Developing research skills

In her paper Caroline Coles (De Montfort University) presented an analysis of the need for advanced research skills and led a discussion on tools and techniques to encourage critical thinking.
Caroline’s slides are embedded below.
Caroline’s teaching seeks to meet the challenges of a skills gap between the increasing complexity of socio-legal resources and the declining level of authoritative and reflective research skills amongst students as identified by the Nuffield Report on empirical legal research (2006).
Primarily through her teaching on the research methodology module on the LLM/Diploma in Legal Practice at De Montfort she seeks to motivate students to engage with their subject, to develop ethical, critical and reflective skills for evaluating the law and ideally conducting their own research, and to develop a ‘scholarship of discovery’.
Caroline’s work is affected by a concern that some postgraduate learners demonstrate limited experience of critical or creative thinking and have a view of legal research that is restricted to the proprietary legal databases and Google. She speculates that a contribution to this has been the growth of strategic learning at lower levels of the educational structure and the growth of ‘user generated content’.

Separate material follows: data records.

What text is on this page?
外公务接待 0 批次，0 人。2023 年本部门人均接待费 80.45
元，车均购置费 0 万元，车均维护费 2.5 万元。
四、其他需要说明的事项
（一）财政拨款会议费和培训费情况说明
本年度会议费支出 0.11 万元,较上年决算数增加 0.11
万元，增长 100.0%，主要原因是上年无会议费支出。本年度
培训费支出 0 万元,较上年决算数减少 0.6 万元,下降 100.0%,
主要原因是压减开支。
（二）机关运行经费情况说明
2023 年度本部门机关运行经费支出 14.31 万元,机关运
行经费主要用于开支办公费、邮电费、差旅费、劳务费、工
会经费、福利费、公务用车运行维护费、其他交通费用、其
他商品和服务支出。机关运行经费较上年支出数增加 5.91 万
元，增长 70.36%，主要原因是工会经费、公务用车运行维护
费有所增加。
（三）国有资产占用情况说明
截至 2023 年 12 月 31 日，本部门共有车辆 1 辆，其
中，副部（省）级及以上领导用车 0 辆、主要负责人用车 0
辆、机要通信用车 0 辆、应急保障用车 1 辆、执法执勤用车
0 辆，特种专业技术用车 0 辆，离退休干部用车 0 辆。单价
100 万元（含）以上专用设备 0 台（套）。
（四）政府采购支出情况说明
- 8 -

In 1990 Ernest Boyer, President of the Carnegie Foundation for the Advancement of Teaching, advanced a model of five realms of scholarship (of discovery, integration, application, teaching, and engagement). The LLM/Diploma in Legal Practice fits particularly well into this model – a key outcome of the course is to develop a “critical awareness of the factors which shape legal practice in (a) chosen area of practice”, but the exercise of this model is not without problems, including dealing with students whose focus is not traditionally academic.
About Caroline
Caroline Coles is a principal lecturer and solicitor in the Department of Professional Legal Studies at Leicester De Montfort Law School and a Fellow of the Higher Education Academy. She is also an assessor and external examiner for the Solicitors Regulation Authority.
In addition to teaching business law and research skills on the LLM/Diploma in Legal Practice and intellectual property law on the Legal Practice Course Caroline is responsible for teaching research methodology and supervising students on the Masters in Law courses for practitioners at De Montfort. She also provides skills training for teaching staff.